After moving to the old school house the previous summer, Kyle had started running into Claire with regular frequency. At Ted’s annual Labour Day picnic, he made the mistake of referring to her as the mother of the woman who broke his heart, and that opened the mama bear floodgates. Kyle had stood in Ted’s yard while tiny Claire Calhoun, with her perfect silver blonde bob and disarmingly pleasant smile, poked her index finger into his solar plexus and told him that better be the only time he’d ever said that awful lie. When he turned red and scuffed his foot on the ground, she reached up, took firm hold of his chin and stared him in the eye with a fierceness he would never forget. “Kyle Nixon, you better make sure that everyone in this town thinks the best of my daughter. You hear me? I like you, but I won’t hesitate to tell the parents at your school that you used to sneak into my house in the middle of the night.”
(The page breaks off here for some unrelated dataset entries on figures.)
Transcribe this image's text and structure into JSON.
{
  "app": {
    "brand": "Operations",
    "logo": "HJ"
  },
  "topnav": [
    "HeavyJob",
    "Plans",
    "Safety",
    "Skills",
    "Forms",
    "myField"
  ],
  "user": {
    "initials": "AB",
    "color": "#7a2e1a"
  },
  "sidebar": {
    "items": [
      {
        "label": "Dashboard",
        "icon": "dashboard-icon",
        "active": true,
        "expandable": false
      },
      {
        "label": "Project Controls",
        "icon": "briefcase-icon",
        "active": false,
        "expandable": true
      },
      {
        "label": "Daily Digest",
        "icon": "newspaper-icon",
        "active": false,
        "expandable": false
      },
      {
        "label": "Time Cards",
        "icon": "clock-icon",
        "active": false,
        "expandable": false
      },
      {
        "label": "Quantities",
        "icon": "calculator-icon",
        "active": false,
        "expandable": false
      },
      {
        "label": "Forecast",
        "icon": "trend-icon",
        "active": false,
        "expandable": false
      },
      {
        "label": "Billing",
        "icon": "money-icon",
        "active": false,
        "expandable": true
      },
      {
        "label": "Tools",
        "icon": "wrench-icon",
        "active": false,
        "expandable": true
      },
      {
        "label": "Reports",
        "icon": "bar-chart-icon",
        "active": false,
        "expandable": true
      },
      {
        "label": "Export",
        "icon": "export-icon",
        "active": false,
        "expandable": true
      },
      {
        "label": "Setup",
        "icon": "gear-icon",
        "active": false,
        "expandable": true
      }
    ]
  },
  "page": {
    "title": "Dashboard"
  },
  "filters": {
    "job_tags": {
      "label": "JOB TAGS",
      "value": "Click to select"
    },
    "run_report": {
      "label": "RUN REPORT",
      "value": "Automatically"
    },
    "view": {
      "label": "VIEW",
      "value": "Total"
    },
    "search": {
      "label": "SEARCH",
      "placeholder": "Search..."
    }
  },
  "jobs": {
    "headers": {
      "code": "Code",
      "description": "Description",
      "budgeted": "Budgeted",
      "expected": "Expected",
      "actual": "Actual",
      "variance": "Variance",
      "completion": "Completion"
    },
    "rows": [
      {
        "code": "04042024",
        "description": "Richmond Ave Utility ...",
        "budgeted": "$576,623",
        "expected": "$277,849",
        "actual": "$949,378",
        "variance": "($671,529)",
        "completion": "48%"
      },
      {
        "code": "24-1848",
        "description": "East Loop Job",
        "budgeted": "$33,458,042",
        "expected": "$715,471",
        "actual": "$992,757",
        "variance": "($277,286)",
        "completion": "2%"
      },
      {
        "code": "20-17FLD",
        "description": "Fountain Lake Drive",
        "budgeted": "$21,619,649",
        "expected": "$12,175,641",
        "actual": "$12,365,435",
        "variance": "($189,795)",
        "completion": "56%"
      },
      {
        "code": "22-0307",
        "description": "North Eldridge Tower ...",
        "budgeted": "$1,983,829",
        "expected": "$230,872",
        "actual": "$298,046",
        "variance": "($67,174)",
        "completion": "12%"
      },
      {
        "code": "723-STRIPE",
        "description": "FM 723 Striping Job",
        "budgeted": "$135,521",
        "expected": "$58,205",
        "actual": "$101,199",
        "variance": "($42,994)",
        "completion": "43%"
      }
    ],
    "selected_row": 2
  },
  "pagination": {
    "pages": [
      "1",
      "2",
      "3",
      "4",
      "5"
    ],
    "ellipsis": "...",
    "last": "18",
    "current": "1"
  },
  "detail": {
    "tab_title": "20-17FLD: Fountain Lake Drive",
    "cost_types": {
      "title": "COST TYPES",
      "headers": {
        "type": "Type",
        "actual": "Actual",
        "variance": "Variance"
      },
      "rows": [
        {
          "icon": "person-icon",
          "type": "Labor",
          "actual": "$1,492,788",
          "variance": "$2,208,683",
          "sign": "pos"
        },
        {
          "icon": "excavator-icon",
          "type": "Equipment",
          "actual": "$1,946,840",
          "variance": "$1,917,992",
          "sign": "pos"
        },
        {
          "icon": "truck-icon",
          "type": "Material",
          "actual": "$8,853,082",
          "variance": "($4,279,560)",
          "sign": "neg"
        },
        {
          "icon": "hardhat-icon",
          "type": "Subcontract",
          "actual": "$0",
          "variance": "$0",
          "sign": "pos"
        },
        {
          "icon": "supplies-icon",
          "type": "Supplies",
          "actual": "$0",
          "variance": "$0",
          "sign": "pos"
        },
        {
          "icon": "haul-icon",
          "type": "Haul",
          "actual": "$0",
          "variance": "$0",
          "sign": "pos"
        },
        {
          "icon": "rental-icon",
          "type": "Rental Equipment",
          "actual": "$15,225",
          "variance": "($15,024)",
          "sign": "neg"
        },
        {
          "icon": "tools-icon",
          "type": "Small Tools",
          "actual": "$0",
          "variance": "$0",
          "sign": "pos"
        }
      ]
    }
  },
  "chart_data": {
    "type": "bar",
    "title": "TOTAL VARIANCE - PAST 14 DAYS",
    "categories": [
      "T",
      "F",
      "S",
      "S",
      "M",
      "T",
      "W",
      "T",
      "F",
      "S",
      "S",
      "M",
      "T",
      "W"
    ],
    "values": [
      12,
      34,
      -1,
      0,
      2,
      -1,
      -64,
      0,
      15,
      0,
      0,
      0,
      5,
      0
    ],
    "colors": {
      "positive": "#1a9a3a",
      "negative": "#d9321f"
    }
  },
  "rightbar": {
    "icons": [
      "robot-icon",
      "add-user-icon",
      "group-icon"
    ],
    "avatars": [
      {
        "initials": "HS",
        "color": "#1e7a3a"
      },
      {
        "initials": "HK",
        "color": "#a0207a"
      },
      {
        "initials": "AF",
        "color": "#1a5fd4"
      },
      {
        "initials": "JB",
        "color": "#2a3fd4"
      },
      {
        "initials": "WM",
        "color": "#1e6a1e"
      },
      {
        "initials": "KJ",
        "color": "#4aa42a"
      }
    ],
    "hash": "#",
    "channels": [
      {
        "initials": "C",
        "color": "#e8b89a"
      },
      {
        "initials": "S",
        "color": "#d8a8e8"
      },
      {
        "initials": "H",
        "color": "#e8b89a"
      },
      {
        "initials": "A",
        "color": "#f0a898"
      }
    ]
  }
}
It had taken everything in him to nod instead of smirk. Kyle doubted that anyone would care that he’d slept with his college girlfriend a million years ago, but there was a kernel of truth in what Claire said. He was only a year older, but he had been the more experienced between them. He was Laney’s first. She’d wanted him to be her only, and he had promised her the moon to get in her pants.

He hadn’t lied about loving her, wanting to marry her, being together forever, but in the end, that hadn’t been enough. He’d thought it was just a break, but when she didn’t come home the next summer, and then went east for medical school, he knew the split was permanent, and as time passed, he forgot that he was the one responsible. It took him a long time to move on. He dated casually for a few years, pretending to enjoy his bachelorhood. Actually, he had enjoyed sowing his wild oats, and he made some good friends, but every summer he was reminded of that too-short season when he finally had Laney before he lost her again. Every fall he’d slowly get back into the routine, only to spend Christmas hoping to run into her, wondering if she was at the farm. For five years his life was stuck in a holding pattern. When he heard she was moving from Halifax to Calgary, he crawled into a bottle of Jack Daniels, and almost went home with a blonde whose eyes weren’t quite the same shade of ice blue, but close enough to pretend. When he called her Laney and got slapped for the mistake, something snapped into place. That wasn’t who he was or what he wanted.

Another five years went by before he saw Laney at her father’s funeral, and his world tipped upside down again.